“A Copernican revolution changed the course of 20th-century art,” writes Ken Johnson for The New York Times. “The human figure, once the center of the known artistic universe, became just another planet more and more distantly orbiting the twin stars of Abstraction and Conceptualism. Today an ability to draw live nude people is no longer the primary measure of artistic competence. It’s an elective, not a requirement.”
“You may regard this as one of the great losses of modernity or as a paradigmatic shift opening art to expansive new vistas. Those in the first camp will not be reassured by Reconfiguring the Body in American Art, 1820-2009 at the National Academy Museum. An uneven hodgepodge of paintings, drawings, sculptures and a video, the exhibition occupies the whole museum and includes some compelling works but on the whole does not make a persuasive case for a figurative revival.”

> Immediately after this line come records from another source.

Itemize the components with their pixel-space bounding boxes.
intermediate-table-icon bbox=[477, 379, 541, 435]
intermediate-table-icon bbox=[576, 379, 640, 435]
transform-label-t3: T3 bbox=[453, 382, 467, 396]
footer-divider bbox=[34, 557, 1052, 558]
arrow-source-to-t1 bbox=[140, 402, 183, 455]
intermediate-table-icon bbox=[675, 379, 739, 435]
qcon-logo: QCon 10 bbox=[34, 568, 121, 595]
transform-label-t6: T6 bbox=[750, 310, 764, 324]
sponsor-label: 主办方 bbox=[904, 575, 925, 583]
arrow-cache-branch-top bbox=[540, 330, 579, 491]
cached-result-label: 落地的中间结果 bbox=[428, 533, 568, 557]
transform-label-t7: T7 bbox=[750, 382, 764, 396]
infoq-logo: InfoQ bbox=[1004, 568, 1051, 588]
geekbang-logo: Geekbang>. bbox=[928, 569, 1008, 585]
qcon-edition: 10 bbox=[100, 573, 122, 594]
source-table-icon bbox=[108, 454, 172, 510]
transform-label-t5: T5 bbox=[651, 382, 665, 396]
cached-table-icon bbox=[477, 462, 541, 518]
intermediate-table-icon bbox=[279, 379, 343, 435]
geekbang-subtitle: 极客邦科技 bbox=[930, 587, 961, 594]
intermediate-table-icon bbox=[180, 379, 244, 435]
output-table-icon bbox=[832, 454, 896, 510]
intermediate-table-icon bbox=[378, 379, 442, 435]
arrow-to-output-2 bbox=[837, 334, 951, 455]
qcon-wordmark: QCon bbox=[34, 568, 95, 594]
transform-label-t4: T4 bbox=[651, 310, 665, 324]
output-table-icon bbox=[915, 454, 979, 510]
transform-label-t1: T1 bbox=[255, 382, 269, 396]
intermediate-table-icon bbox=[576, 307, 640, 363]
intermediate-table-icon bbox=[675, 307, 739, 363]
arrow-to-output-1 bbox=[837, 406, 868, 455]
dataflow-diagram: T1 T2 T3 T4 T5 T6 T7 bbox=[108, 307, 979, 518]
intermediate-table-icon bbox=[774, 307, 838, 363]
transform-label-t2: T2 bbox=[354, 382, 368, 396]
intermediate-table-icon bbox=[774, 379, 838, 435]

“What is striking about the exhibition as a whole is how provincial it seems. That is the fault not of its curators but of the museum’s collection, which reflects the historically conservative attitudes of its membership, especially in the 20th century. Of course, in terms of artistic culture, the United States was a pretty provincial place until the end of World War II, so it makes sense that most of the paintings and sculptures from the 19th and early 20th centuries by artists like Kenyon Cox, Kenneth Hayes Miller, Will H. Low and others resemble watered-down European academic art. You won’t find much by Modernists like Marsden Hartley, Georgia O’Keeffe or even Edward Hopper.”
“The 10 new works grouped under the title Next: The Figure Now look backward more than forward. Jenny Dubnau’s subtly photorealistic Self-Portrait With Striped Shirt (2008) has the vivid presence of an Eakins. Kehinde Wiley’s Design for a Stained Glass Window With Wildman II (2007), which pictures a black youth in jeans, a T-shirt and a flat-brimmed cap against a field of floral patterning, combines Renaissance style and Pop-inflected Social Realism.
“Is the future of the figure in video? Hard to say, but Shannon Plumb’s faux-antique film of a fashion show in which she plays all the characters with delightful comic verve is a refreshing departure from this exhibition’s mostly fusty traditionalism.